The mortality for the past three years, it will   be seen, has been practically stationary. When we come to the details regarding the urban districts of the county we find that, arranged in the order of their tuberculosis death-rate, they stand as follow: —


Per thousand of the Population
Oundle
0.50
Rothwell
0.78
Desborough
0.80
Daventry Borough
0.95
Irthlingborough
1.28
Wellingborough
1.57
Finedon
1.80
Kettering
2.00
Brackley Borough
2.08
Rushden
2.17
Higham Ferrers Borough
2.25
Raunds
2.65

In the eighteen rural districts the rate ranged from 0.76 in the Gretton area to 2.32 in the Northampton rural district, the Wellingborough area—which includes Irchester, Wollaston, Earls Barton, and other villages—occupying a favourable position as the fifth lowest in the list with a death-rate of 1.00, and the Thrapston area—which includes Stanwick, Chelveston, and other villages—being the eighth, with a rate of 1.31. It is not possible to compare last year's figures with any of the years prior to 1913, as before that time only cases of pulmonary tuberculosis were taken into account, whereas now every form of tuberculosis is notifiable.
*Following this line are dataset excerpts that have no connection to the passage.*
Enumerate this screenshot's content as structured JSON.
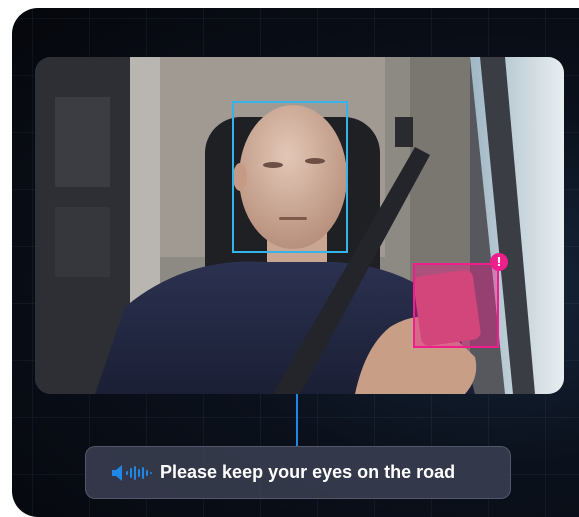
{
  "detections": {
    "face": {
      "label": "",
      "color": "#36b3ea"
    },
    "phone": {
      "label": "",
      "color": "#ee1e8c"
    },
    "alert_badge": {
      "symbol": "!",
      "icon": "exclamation-icon",
      "color": "#ee1e8c"
    }
  },
  "alert": {
    "icon": "speaker-sound-icon",
    "message": "Please keep your eyes on the road",
    "accent_color": "#1f87e6"
  }
}
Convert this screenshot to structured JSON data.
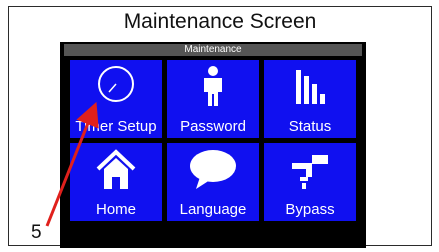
{
  "caption": "Maintenance Screen",
  "screen": {
    "title": "Maintenance",
    "tiles": [
      {
        "label": "Timer Setup",
        "icon": "clock-icon"
      },
      {
        "label": "Password",
        "icon": "user-icon"
      },
      {
        "label": "Status",
        "icon": "bar-chart-icon"
      },
      {
        "label": "Home",
        "icon": "home-icon"
      },
      {
        "label": "Language",
        "icon": "speech-bubble-icon"
      },
      {
        "label": "Bypass",
        "icon": "faucet-icon"
      }
    ]
  },
  "annotation": {
    "number": "5"
  },
  "colors": {
    "tile": "#1010f0",
    "arrow": "#e0201c",
    "titlebar": "#555555",
    "screen_bg": "#000000"
  }
}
Rushden's high proportion of deaths from tuberculosis is the one blot upon an otherwise remarkably healthy town, but when the deaths from all causes have been included—consumption, of course, amongst the number—Rushden has a lower death-rate than any other urban or rural district in the county.

Rushden Echo, Friday, August 15th, 1919, transcribed by Kay Collins.
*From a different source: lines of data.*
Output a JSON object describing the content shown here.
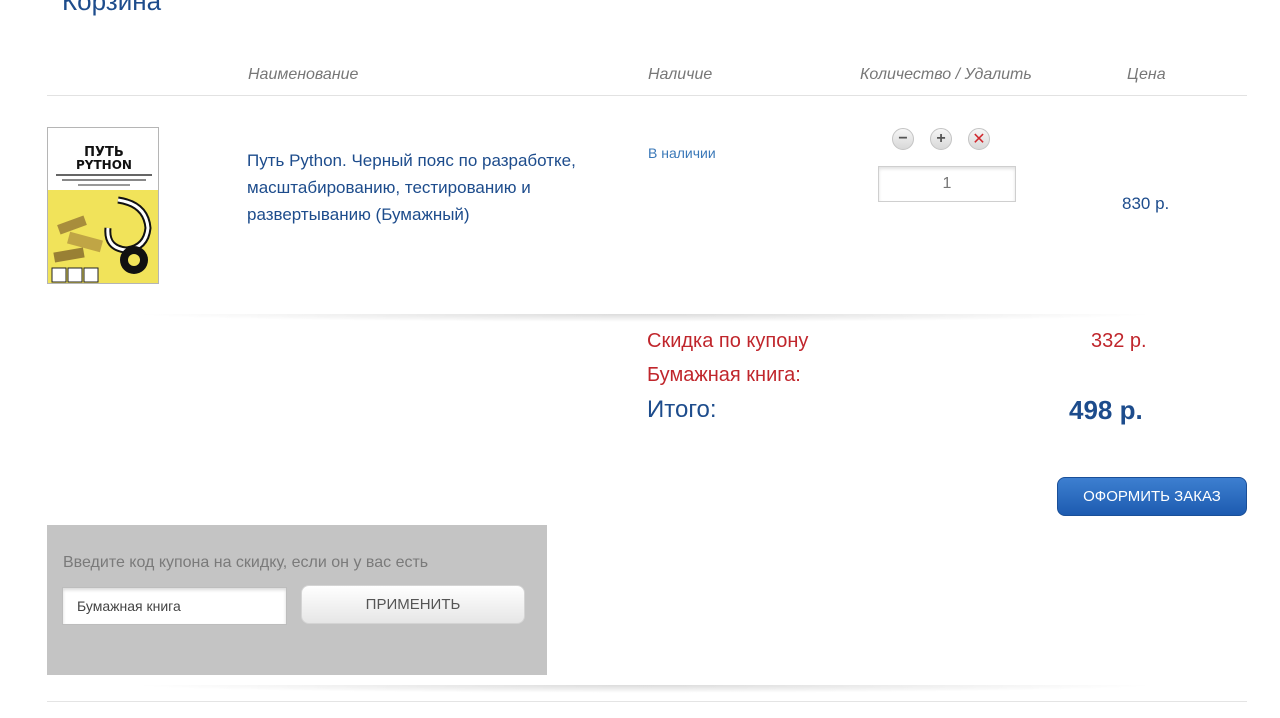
{
  "page": {
    "title": "Корзина"
  },
  "table": {
    "headers": {
      "name": "Наименование",
      "availability": "Наличие",
      "quantity_remove": "Количество / Удалить",
      "price": "Цена"
    }
  },
  "cart": {
    "items": [
      {
        "title": "Путь Python. Черный пояс по разработке, масштабированию, тестированию и развертыванию (Бумажный)",
        "availability": "В наличии",
        "quantity": "1",
        "price": "830 р.",
        "cover": {
          "title_line1": "ПУТЬ",
          "title_line2": "PYTHON",
          "bg_color": "#f1e35a"
        },
        "controls": {
          "decrease_symbol": "−",
          "increase_symbol": "+",
          "remove_symbol": "✕"
        }
      }
    ]
  },
  "summary": {
    "discount_label": "Скидка по купону",
    "discount_value": "332 р.",
    "coupon_name": "Бумажная книга:",
    "total_label": "Итого:",
    "total_value": "498 р."
  },
  "order": {
    "button_label": "ОФОРМИТЬ ЗАКАЗ"
  },
  "coupon": {
    "hint": "Введите код купона на скидку, если он у вас есть",
    "input_value": "Бумажная книга",
    "apply_label": "ПРИМЕНИТЬ"
  },
  "colors": {
    "primary": "#1d4c8c",
    "discount": "#c0262c",
    "order_button": "#2a6cc2",
    "coupon_panel": "#c4c4c4"
  }
}
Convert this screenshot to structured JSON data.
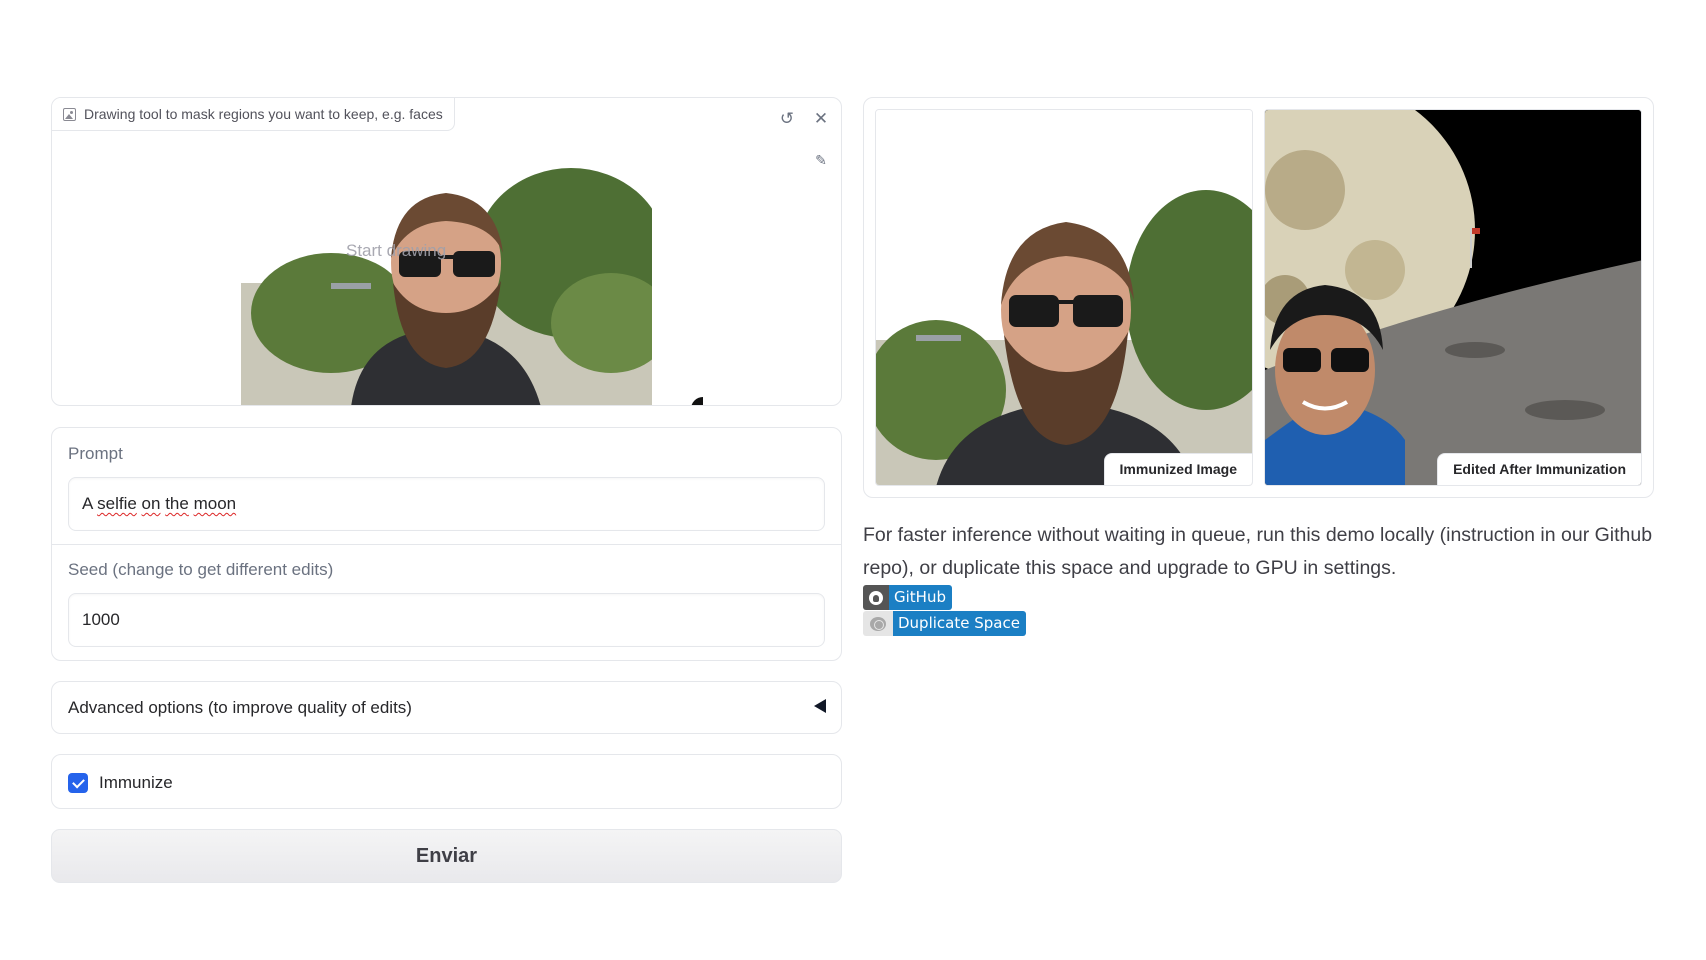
{
  "sketch": {
    "label": "Drawing tool to mask regions you want to keep, e.g. faces",
    "placeholder_text": "Start drawing",
    "icons": [
      "image-icon",
      "undo-icon",
      "close-icon",
      "brush-icon"
    ]
  },
  "prompt": {
    "label": "Prompt",
    "value_prefix": "A ",
    "value_words": [
      "selfie",
      "on",
      "the",
      "moon"
    ]
  },
  "seed": {
    "label": "Seed (change to get different edits)",
    "value": "1000"
  },
  "advanced": {
    "label": "Advanced options (to improve quality of edits)",
    "state": "collapsed"
  },
  "immunize": {
    "label": "Immunize",
    "checked": true
  },
  "submit": {
    "label": "Enviar"
  },
  "gallery": {
    "items": [
      {
        "caption": "Immunized Image"
      },
      {
        "caption": "Edited After Immunization"
      }
    ]
  },
  "description": "For faster inference without waiting in queue, run this demo locally (instruction in our Github repo), or duplicate this space and upgrade to GPU in settings.",
  "badges": {
    "github": {
      "label": "GitHub",
      "icon": "github-icon"
    },
    "duplicate": {
      "label": "Duplicate Space",
      "icon": "huggingface-icon"
    }
  },
  "colors": {
    "accent_checkbox": "#2563eb",
    "badge_blue": "#1b7fc4",
    "border": "#e5e7eb"
  }
}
Two more snippets in the same paper.

''There will be 35,000 soldiers discharged from the Army, suffering from consumption, and these will need providing for."—Mr. W. Bazeley,.J.P., at the Rushden Urban Council meeting.

The half-yearly report of the Boot Operatives' Union, which has just been published, states that during the six months 100 members and members' wives have died from tuberculosis, and of these no fewer than ten per cent, are from the Rushden, Higham, Irthlingborough, and Raunds district branch of the Union, viz., seven members and three members' wives.